The above-mentioned embodiments are merely some embodiments of the method of quick charging a lithium battery for a brushless DC motor drive system of the present application, and the scope of patent protection is not limited to these embodiments. Any equivalent structures or equivalent changes of process using the contents of the present patent specification, or any direct/indirect applications in other related field of technology are within the scope of patent protection of the present application.

Claims

What is claimed is:

1. A method of quick charging a lithium battery for a brushless direct current motor drive system, comprising the steps of:

(1) in a constant power charging stage, setting a charging power P at the time of charging, calculating a charging current I=P/V according to a lithium battery voltage V being detected, and controlling the charging current I in a closed loop, the charging current decreasing with the voltage, and the power remaining unchanged during the charging stage, entering a linear charging stage when the lithium battery voltage V being detected reaches a starting point of the linear charging stage; and

(2) in the linear charging stage, when the voltage is still increasing, the current is decreasing in step form, and the power is also decreasing, dividing a start voltage point and an end voltage point in the linear charging stage into n points denoted as CV1, CV2, CV3, . . . CVn, where CV1 is an initial charging voltage and CVn is a final charging voltage, and simultaneously dividing a maximum charging current and a minimum charging current in the linear charging stage into n charging currents denoted as I1, I2, I3, . . . In, where I1 is an initial charging current and In is a final charging current,

(a) resetting charging voltage CV to CV2, and simultaneously setting the charging current to I2, when charging with current I1 and the lithium battery voltage being detected reaches CV1,

(b) resetting charging voltage CV to CV3, and simultaneously setting the charging current to I3, when charging with current I2 and the lithium battery voltage being detected reaches CV2,

(c) and so on, until the lithium battery voltage reaches CVn-1, and

(d) completing the linear charging stage and completing charging, when charging with current In, and the lithium battery voltage being detected reaches CVn.
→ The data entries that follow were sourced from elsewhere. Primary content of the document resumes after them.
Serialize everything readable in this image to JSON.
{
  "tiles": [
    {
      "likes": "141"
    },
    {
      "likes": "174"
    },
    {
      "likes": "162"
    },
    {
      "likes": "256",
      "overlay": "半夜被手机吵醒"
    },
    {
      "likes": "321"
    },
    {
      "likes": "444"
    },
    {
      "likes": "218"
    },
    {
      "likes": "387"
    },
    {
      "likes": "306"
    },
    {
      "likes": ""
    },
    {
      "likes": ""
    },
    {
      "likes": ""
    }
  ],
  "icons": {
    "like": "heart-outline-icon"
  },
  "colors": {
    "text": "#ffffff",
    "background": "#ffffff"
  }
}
2. The method of quick charging a lithium battery for a brushless direct current motor drive system according to claim 1, wherein, in step (2), n is greater than 10.

3. The method of quick charging a lithium battery for a brushless direct current motor drive system according to claim 1, wherein, in step (2), the final charging current is smaller than half of the initial charging current.

4. The method of quick charging a lithium battery for a brushless direct current motor drive system according to claim 1, wherein, in step (2), the power decreases in step form.